By Roger Ward; reviewed by Trevor James, published 4th May 2022

S.E.19: My London Life, 1937-63, Roger Ward, Over Bite Press, 2022, 222p, £10-00. ISBN 978-1-9­­15292-39-1.

This is a deeply personal book, written by Professor Roger Ward to describe and explain his early life in Upper Norwood for his children. It is reminiscent of Roy Hattersley’s A Yorkshire Boyhood [1983] and Donald Read’s Manchester Boyhood I the Thirties and Forties [2003] but slightly later in time; and it also shares elements with John Grindrod’s Outskirts: Living Life on the Edge of the Green Belt [2017] because of its focus on life in the southern suburbs of London.

In exploring his wider family’s life in what he defines as S.E.19, he takes us back to a time when children of working-class families were beginning to take their places at grammar schools – in his case Archbishop Tenison’s near The Oval – and how such experiences began to change people’s horizons, assisted in later stages by access to grants to allow them to enter higher education. In Roger’s case this led him into an academic link at Queen Mary College with Professor S. T. Bindoff, whose mentoring helped Roger develop his later academic career. Many of us will empathise with his experience as we have similarly progressed through parallel circumstances and received similar academic mentoring. This process has shaped our modern world.

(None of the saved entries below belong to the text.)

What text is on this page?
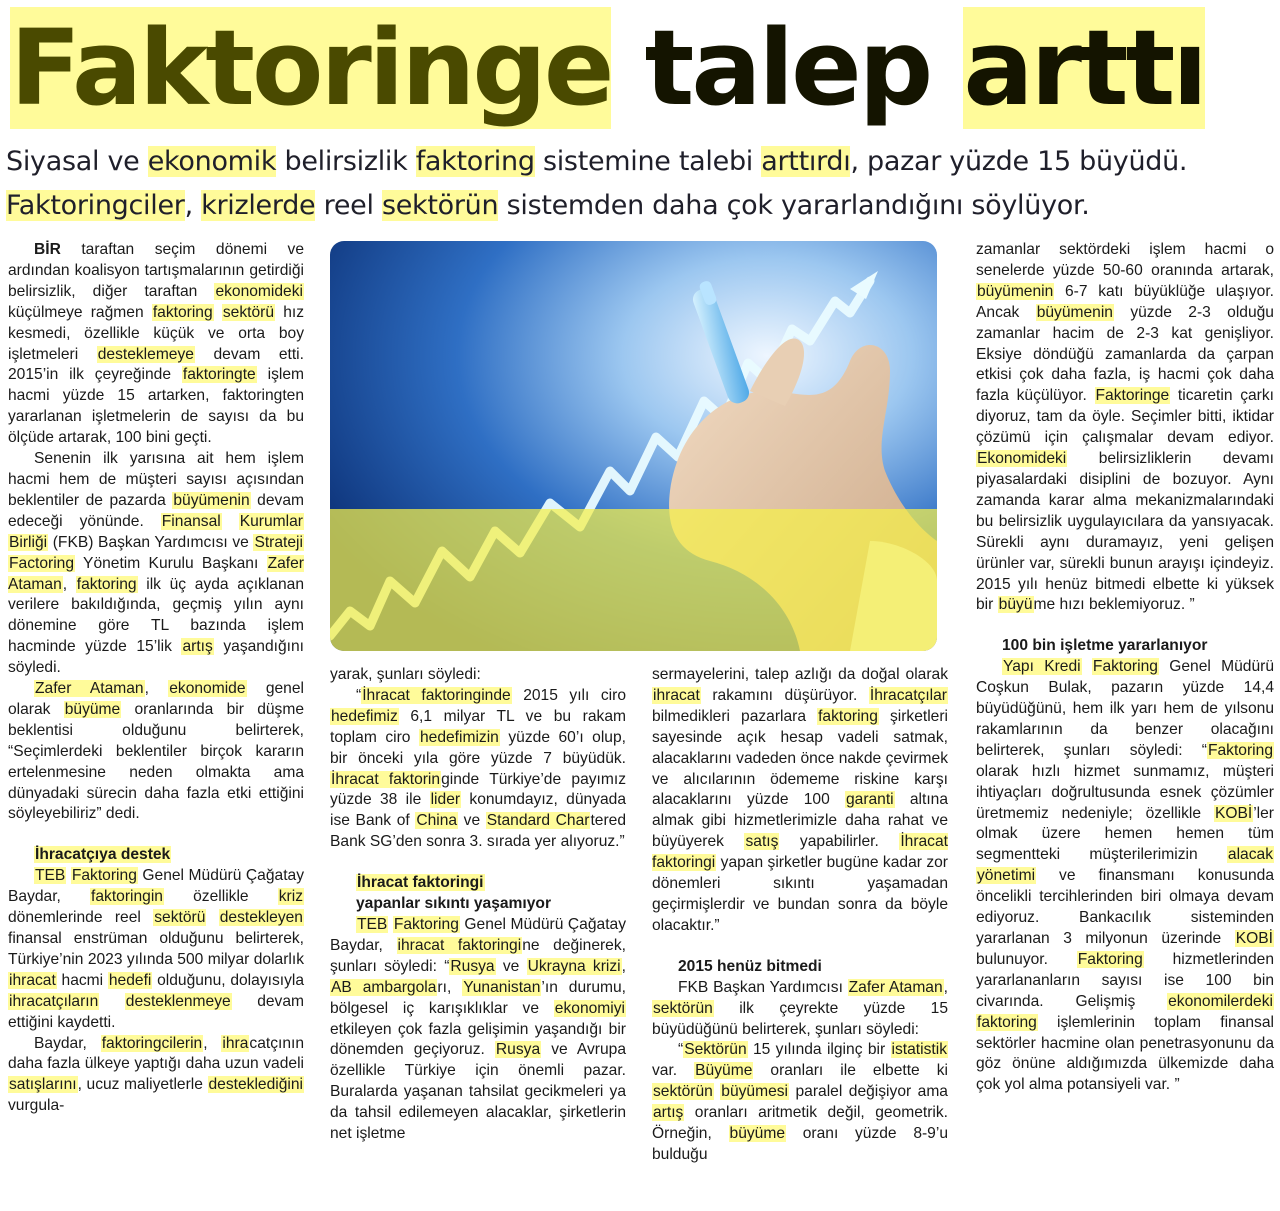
Faktoringe talep arttı

Siyasal ve ekonomik belirsizlik faktoring sistemine talebi arttırdı, pazar yüzde 15 büyüdü.

Faktoringciler, krizlerde reel sektörün sistemden daha çok yararlandığını söylüyor.

BİR taraftan seçim dönemi ve ardından koalisyon tartışmalarının getirdiği belirsizlik, diğer taraftan ekonomideki küçülmeye rağmen faktoring sektörü hız kesmedi, özellikle küçük ve orta boy işletmeleri desteklemeye devam etti. 2015’in ilk çeyreğinde faktoringte işlem hacmi yüzde 15 artarken, faktoringten yararlanan işletmelerin de sayısı da bu ölçüde artarak, 100 bini geçti.

Senenin ilk yarısına ait hem işlem hacmi hem de müşteri sayısı açısından beklentiler de pazarda büyümenin devam edeceği yönünde. Finansal Kurumlar Birliği (FKB) Başkan Yardımcısı ve Strateji Factoring Yönetim Kurulu Başkanı Zafer Ataman, faktoring ilk üç ayda açıklanan verilere bakıldığında, geçmiş yılın aynı dönemine göre TL bazında işlem hacminde yüzde 15’lik artış yaşandığını söyledi.

Zafer Ataman, ekonomide genel olarak büyüme oranlarında bir düşme beklentisi olduğunu belirterek, “Seçimlerdeki beklentiler birçok kararın ertelenmesine neden olmakta ama dünyadaki sürecin daha fazla etki ettiğini söyleyebiliriz” dedi.

İhracatçıya destek

TEB Faktoring Genel Müdürü Çağatay Baydar, faktoringin özellikle kriz dönemlerinde reel sektörü destekleyen finansal enstrüman olduğunu belirterek, Türkiye’nin 2023 yılında 500 milyar dolarlık ihracat hacmi hedefi olduğunu, dolayısıyla ihracatçıların desteklenmeye devam ettiğini kaydetti.

Baydar, faktoringcilerin, ihracatçının daha fazla ülkeye yaptığı daha uzun vadeli satışlarını, ucuz maliyetlerle desteklediğini vurgula-

yarak, şunları söyledi:

“İhracat faktoringinde 2015 yılı ciro hedefimiz 6,1 milyar TL ve bu rakam toplam ciro hedefimizin yüzde 60’ı olup, bir önceki yıla göre yüzde 7 büyüdük. İhracat faktoringinde Türkiye’de payımız yüzde 38 ile lider konumdayız, dünyada ise Bank of China ve Standard Chartered Bank SG’den sonra 3. sırada yer alıyoruz.”

İhracat faktoringi
yapanlar sıkıntı yaşamıyor

TEB Faktoring Genel Müdürü Çağatay Baydar, ihracat faktoringine değinerek, şunları söyledi: “Rusya ve Ukrayna krizi, AB ambargoları, Yunanistan’ın durumu, bölgesel iç karışıklıklar ve ekonomiyi etkileyen çok fazla gelişimin yaşandığı bir dönemden geçiyoruz. Rusya ve Avrupa özellikle Türkiye için önemli pazar. Buralarda yaşanan tahsilat gecikmeleri ya da tahsil edilemeyen alacaklar, şirketlerin net işletme

sermayelerini, talep azlığı da doğal olarak ihracat rakamını düşürüyor. İhracatçılar bilmedikleri pazarlara faktoring şirketleri sayesinde açık hesap vadeli satmak, alacaklarını vadeden önce nakde çevirmek ve alıcılarının ödememe riskine karşı alacaklarını yüzde 100 garanti altına almak gibi hizmetlerimizle daha rahat ve büyüyerek satış yapabilirler. İhracat faktoringi yapan şirketler bugüne kadar zor dönemleri sıkıntı yaşamadan geçirmişlerdir ve bundan sonra da böyle olacaktır.”

2015 henüz bitmedi

FKB Başkan Yardımcısı Zafer Ataman, sektörün ilk çeyrekte yüzde 15 büyüdüğünü belirterek, şunları söyledi:

“Sektörün 15 yılında ilginç bir istatistik var. Büyüme oranları ile elbette ki sektörün büyümesi paralel değişiyor ama artış oranları aritmetik değil, geometrik. Örneğin, büyüme oranı yüzde 8-9’u bulduğu

zamanlar sektördeki işlem hacmi o senelerde yüzde 50-60 oranında artarak, büyümenin 6-7 katı büyüklüğe ulaşıyor. Ancak büyümenin yüzde 2-3 olduğu zamanlar hacim de 2-3 kat genişliyor. Eksiye döndüğü zamanlarda da çarpan etkisi çok daha fazla, iş hacmi çok daha fazla küçülüyor. Faktoringe ticaretin çarkı diyoruz, tam da öyle. Seçimler bitti, iktidar çözümü için çalışmalar devam ediyor. Ekonomideki belirsizliklerin devamı piyasalardaki disiplini de bozuyor. Aynı zamanda karar alma mekanizmalarındaki bu belirsizlik uygulayıcılara da yansıyacak. Sürekli aynı duramayız, yeni gelişen ürünler var, sürekli bunun arayışı içindeyiz. 2015 yılı henüz bitmedi elbette ki yüksek bir büyüme hızı beklemiyoruz. ”

100 bin işletme yararlanıyor

Yapı Kredi Faktoring Genel Müdürü Coşkun Bulak, pazarın yüzde 14,4 büyüdüğünü, hem ilk yarı hem de yılsonu rakamlarının da benzer olacağını belirterek, şunları söyledi: “Faktoring olarak hızlı hizmet sunmamız, müşteri ihtiyaçları doğrultusunda esnek çözümler üretmemiz nedeniyle; özellikle KOBİ’ler olmak üzere hemen hemen tüm segmentteki müşterilerimizin alacak yönetimi ve finansmanı konusunda öncelikli tercihlerinden biri olmaya devam ediyoruz. Bankacılık sisteminden yararlanan 3 milyonun üzerinde KOBİ bulunuyor. Faktoring hizmetlerinden yararlananların sayısı ise 100 bin civarında. Gelişmiş ekonomilerdeki faktoring işlemlerinin toplam finansal sektörler hacmine olan penetrasyonunu da göz önüne aldığımızda ülkemizde daha çok yol alma potansiyeli var. ”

For anyone familiar with the suburban landscape of Upper Norwood, this book will equally be something of a primary source because Roger gives some substance to the lives of people who lived in that neighbourhood. Those of us who lived further south on the lower reaches of Norwood shared their interest in the fate of Crystal Palace Football Club at Selhurst Park, which has been a lifelong commitment for Roger.

There is a poignance to this book because it covers his life before he embarked on his distinguished career as an historian in, and of, Birmingham; and his long marriage to his beloved wife Robin, who died in 2014. There is a strong case for a second memoir to reveal how his life progressed in Birmingham.